Entretanto, los hechos siguen sin explicación: alguien dio la orden de comprar las mascarillas a la empresa apadrinada por el asesor del ministro de Transportes; otro alguien sugirió u ordenó el nombre de Soluciones de Gestión; y otro más, o el mismo, ha dejado dormir durante tres años la reclamación de los protectores que resultaron inservibles y fueron pagados con una rara prontitud. El sanchismo se entrega a fondo para intentar desenredarse de la maraña de Koldo. Armengol y su portavoz en Balears, Iago Negueruela –triste papel el de paladín en defensa de lo indefendible– quieren culpar al actual Govern del PP del desaguisado. Y, muy cobardes, trasladan su responsabilidad a los funcionarios del departamento que dirigía Patricia Gómez, que por cierto sigue agazapada como si de nada se hubiera enterado. El argumento de Francina Armengol contiene implícita la contradicción que anula su defensa. Sostiene la presidenta que la reclamación se cursó después de tanto tiempo por la lentitud de la administración. Otra vez, la culpa de los funcionarios. Aunque encaja mal con la rapidez con que fueron abonados los 3,7 millones de euros a la empresa investigada. ¿En qué quedamos?

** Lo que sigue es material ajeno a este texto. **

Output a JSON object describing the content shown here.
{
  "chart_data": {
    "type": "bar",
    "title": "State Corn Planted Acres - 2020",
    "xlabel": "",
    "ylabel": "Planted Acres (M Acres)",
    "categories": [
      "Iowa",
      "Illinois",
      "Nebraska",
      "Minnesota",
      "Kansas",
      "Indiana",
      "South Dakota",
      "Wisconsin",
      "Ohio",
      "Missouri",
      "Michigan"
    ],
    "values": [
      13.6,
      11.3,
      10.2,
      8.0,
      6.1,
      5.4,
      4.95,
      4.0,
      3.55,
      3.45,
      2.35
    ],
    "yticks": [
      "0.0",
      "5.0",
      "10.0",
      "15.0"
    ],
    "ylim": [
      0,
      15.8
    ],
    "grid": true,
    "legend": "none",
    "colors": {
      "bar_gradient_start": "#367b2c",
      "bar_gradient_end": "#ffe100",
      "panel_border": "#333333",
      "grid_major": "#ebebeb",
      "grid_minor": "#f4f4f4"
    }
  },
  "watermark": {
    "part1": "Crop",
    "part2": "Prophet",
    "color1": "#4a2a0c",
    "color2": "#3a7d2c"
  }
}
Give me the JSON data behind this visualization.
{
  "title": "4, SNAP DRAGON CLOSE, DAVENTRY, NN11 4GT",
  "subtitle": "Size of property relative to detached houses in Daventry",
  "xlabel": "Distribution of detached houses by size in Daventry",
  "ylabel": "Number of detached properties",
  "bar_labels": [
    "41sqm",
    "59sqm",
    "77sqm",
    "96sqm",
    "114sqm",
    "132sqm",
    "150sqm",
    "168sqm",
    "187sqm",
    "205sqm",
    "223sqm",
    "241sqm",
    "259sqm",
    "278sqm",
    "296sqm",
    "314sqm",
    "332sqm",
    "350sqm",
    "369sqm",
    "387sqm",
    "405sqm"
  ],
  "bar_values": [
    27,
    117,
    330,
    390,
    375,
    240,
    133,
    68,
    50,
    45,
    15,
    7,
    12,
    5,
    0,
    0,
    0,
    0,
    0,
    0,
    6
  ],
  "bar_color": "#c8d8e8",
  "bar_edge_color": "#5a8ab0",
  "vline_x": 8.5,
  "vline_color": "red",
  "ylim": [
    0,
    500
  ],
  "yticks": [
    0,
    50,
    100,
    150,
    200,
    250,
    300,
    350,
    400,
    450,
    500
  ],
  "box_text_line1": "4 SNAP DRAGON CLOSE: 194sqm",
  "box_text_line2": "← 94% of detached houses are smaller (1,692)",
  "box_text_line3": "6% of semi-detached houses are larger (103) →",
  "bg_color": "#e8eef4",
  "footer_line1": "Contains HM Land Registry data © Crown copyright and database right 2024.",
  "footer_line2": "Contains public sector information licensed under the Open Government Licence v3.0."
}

Mal lo tiene Francina Armengol: Pedro Sánchez ha dicho que la apoya. Hasta que el pulgar del autócrata señale hacia abajo en el momento que sea vea de nuevo apretado y obligue a caer a la presidenta del Congreso. Con las investigaciones judiciales en desarrollo, incluida la Fiscalía y la Comisión europeas, difícilmente podrá el sanchismo circunscribir el caso, «de corrupción grave» ha calificado Sánchez, al exministro Ábalos y sus amigos. En la cima del cinismo, Pedro Sánchez y sus coros insisten en que su partido es implacable con la corrupción. Al mismo tiempo, su amnistía a la carta garantiza la impunidad de sus aliados ante delitos mucho peores.